Vorwurf: Clans etablieren Paralleljustiz

Dass Clans versuchen, ihre Streitigkeiten ohne Polizei zu lösen, ist nicht ungewöhnlich. Vermittler, Friedensrichter und Clan-Oberhäupter haben seit Jahren eine Art Paralleljustiz etabliert. Hat auch Charr den Staat bei seinem Einschreiten bewusst auf Abstand gehalten? "Es war nie in Herrn Charrs Interesse, Selbstjustiz auszuüben", sagt Berater Schmidt. Über Ex-Kickboxer Kuhr habe er schließlich den Kontakt zur Polizei hergestellt.

Charr ist selbst kein unbeschriebenes Blatt für die Polizei. Im September 2006 wurde er wegen versuchten Totschlags angeklagt und verhaftet, fünf Jahre später im Rahmen einer Razzia gegen eine Autoschieberbande festgenommen. Beide Verfahren wurden letztlich eingestellt. Ursprünglich stammt Charr aus dem Libanon, mit fünf Jahren kam er nach Deutschland. Seine Karriere als Profiboxer startete der heute 36-Jährige 2005, 2017 wurde er der erste arabischstämmige Weltmeister im Schwergewicht.

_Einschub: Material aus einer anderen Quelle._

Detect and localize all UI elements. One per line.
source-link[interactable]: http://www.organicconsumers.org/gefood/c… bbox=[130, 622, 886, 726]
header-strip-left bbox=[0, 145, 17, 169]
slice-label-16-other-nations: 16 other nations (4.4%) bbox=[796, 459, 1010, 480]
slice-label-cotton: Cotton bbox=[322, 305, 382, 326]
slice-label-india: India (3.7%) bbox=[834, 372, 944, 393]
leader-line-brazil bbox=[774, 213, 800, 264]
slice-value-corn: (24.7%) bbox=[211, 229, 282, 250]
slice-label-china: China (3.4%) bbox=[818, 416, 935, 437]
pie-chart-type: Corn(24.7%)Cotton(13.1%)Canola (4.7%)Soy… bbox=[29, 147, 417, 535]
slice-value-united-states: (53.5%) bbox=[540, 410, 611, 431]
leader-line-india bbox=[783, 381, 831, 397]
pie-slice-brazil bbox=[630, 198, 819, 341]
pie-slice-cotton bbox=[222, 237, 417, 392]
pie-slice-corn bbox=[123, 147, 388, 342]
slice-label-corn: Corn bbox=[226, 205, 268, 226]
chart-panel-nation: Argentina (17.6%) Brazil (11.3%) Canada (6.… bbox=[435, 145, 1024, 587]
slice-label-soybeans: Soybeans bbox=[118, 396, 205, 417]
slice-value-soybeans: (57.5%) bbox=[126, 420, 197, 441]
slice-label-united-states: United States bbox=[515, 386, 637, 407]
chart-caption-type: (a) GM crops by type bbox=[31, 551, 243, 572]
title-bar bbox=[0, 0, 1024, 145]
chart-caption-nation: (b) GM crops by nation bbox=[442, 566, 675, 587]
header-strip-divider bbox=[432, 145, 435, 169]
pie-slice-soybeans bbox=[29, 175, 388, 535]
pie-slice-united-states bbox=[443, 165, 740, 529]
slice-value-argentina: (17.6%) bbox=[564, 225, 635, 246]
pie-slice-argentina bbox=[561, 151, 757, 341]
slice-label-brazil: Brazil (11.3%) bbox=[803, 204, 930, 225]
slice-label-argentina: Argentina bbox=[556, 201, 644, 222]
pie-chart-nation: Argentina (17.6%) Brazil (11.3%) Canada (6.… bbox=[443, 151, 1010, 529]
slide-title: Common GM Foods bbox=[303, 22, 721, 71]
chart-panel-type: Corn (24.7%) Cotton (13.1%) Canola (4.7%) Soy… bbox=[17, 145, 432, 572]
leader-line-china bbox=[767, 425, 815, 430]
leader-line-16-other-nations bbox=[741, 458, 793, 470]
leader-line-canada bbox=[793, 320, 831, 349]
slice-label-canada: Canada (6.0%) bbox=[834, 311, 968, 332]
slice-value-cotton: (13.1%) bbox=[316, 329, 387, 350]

Ob der Sportler tatsächlich dazu beigetragen hat, den brutalen Ausschreitungen zwischen Tschetschenen und dem Clan in Berlin ein Ende zu bereiten, muss sich zeigen. Am Wochenende war es in den Stadtteilen Neukölln und Gesundbrunnen zu insgesamt drei Gewaltexzessen innerhalb von nur 24 Stunden gekommen. Diverse Videos dokumentieren das Geschehen. Darauf zu sehen: Tritte, Schläge und Menschen, die sich schützend die Hände vors Gesicht halten.